No plano discursivo, o desinteresse pela Política é uma conclusão insofismável para quem estuda este fenómeno no plano da Sociologia Política, para cujo resultado muito contribui (i) tanto a boa dose de intolerância que se esconde no “politicamente correto” (ii) como ainda – embora de um jeito mais subtil – o discurso teatral e disfarçado, tantas vezes “fofinho” (apenas próprio para as crianças até 12 anos), de que tudo está bem, e de que tudo vai correr ainda melhor, quando toda a gente sabe que as coisas vão de mal a pior…
Nesta matéria, são muitos os temas, alguns deles já anunciados há quase 30 anos: desde a reforma eleitoral autárquica (nunca feita) até às alterações na justiça, passando pela regionalização administrativa do continente ou na valorização de diversos instrumentos de maior participação dos cidadãos, como o fim do monopólio dos partidos no acesso à Assembleia da República, a redução do número dos seus titulares, a introdução do voto proporcional personalizado ou o exercício livre da vontade dos deputados para não serem a “boca que pronuncia as palavras do seu partido”.
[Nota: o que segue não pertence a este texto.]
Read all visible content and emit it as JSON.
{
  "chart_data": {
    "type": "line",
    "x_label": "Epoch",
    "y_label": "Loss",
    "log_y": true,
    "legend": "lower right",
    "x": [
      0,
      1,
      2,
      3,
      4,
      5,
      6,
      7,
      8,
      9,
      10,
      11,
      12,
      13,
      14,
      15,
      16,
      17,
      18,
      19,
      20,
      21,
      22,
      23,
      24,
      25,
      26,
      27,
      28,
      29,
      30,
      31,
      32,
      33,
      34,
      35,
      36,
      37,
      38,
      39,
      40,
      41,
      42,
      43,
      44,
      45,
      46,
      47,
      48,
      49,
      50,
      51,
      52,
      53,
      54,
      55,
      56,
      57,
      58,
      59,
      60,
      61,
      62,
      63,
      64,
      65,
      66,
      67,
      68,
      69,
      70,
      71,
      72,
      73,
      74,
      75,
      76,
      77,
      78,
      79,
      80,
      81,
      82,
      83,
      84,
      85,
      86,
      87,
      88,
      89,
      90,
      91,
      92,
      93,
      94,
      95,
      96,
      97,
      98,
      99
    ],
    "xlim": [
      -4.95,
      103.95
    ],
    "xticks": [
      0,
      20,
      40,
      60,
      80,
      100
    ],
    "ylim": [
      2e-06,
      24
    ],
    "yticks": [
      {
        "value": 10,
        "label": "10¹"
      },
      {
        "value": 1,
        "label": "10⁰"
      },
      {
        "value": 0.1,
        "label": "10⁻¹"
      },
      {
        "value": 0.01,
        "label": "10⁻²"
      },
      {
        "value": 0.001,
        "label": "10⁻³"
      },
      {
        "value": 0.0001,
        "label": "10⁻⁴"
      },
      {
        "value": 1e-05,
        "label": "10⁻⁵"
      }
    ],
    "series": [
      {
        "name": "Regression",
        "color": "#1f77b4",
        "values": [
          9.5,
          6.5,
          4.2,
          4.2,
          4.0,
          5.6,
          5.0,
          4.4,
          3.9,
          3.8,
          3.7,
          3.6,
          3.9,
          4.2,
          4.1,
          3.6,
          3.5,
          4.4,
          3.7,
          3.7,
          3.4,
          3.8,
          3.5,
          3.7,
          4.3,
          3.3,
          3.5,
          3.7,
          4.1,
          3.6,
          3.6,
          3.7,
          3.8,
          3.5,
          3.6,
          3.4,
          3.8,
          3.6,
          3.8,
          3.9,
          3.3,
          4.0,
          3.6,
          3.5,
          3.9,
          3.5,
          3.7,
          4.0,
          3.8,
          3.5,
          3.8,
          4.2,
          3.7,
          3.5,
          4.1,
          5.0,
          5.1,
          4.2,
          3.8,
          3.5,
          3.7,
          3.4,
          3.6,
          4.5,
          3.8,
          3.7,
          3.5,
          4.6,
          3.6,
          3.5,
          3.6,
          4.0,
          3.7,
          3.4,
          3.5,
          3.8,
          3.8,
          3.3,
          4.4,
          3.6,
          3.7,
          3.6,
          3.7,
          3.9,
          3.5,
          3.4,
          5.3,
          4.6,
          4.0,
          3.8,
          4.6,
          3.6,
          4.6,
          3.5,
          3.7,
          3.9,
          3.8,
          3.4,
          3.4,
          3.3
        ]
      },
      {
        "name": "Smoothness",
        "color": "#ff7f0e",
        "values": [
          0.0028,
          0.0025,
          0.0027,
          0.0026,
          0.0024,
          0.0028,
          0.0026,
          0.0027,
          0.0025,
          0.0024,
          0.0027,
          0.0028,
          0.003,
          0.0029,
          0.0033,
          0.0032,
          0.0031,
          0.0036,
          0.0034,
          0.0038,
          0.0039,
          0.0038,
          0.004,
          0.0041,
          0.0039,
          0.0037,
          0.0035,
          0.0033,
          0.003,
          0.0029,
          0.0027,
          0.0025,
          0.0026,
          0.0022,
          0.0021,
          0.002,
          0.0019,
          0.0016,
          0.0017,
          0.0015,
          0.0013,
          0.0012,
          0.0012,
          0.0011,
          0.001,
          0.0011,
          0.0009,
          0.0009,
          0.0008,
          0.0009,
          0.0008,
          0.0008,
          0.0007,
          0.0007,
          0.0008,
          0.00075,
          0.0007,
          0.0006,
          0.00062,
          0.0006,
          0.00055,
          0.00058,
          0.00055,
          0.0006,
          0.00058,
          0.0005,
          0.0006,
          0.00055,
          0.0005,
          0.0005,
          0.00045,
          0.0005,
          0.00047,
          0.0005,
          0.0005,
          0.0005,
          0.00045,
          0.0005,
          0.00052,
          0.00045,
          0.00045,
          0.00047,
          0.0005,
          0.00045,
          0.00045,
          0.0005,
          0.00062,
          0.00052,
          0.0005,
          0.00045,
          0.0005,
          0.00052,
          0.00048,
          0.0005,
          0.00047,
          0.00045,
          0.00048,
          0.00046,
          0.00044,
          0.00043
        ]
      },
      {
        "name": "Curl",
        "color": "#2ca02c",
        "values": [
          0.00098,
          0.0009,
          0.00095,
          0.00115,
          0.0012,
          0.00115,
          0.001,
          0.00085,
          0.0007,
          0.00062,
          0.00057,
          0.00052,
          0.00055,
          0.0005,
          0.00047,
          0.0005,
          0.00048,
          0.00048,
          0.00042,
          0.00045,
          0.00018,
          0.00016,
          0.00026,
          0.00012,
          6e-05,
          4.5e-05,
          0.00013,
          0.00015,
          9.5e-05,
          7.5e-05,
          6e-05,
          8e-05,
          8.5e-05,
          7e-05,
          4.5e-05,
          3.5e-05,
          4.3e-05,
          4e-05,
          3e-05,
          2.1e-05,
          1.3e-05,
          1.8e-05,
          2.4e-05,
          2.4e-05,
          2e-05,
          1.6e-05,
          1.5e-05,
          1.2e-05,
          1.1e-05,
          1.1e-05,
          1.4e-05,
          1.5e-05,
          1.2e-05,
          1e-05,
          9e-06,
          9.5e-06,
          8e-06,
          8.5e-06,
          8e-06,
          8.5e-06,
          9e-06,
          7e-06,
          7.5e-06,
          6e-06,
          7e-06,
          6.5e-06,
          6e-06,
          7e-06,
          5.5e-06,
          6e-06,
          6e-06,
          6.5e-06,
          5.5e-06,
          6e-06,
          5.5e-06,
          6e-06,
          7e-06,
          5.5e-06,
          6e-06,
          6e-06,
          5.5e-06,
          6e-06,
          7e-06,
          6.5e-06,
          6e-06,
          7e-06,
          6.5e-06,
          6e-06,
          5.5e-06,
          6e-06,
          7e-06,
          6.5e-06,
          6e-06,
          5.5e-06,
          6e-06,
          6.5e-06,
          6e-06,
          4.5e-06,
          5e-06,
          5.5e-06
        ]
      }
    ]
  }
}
7. Sabe-se que em regime de estado de emergência não pode haver revisão constitucional, nos termos do art. 289.º da Constituição.
Mas vamos acreditar que depressa sairemos desta brutal situação que força a decretação daquele tipo de estado de exceção e promover um amplo debate nacional sobre estes e outros temas para que a Política – na sua dimensão nobre, necessária e de serviço, procurando o bem comum – se possa reconciliar com muitos dos portugueses que dela se divorciaram para sempre.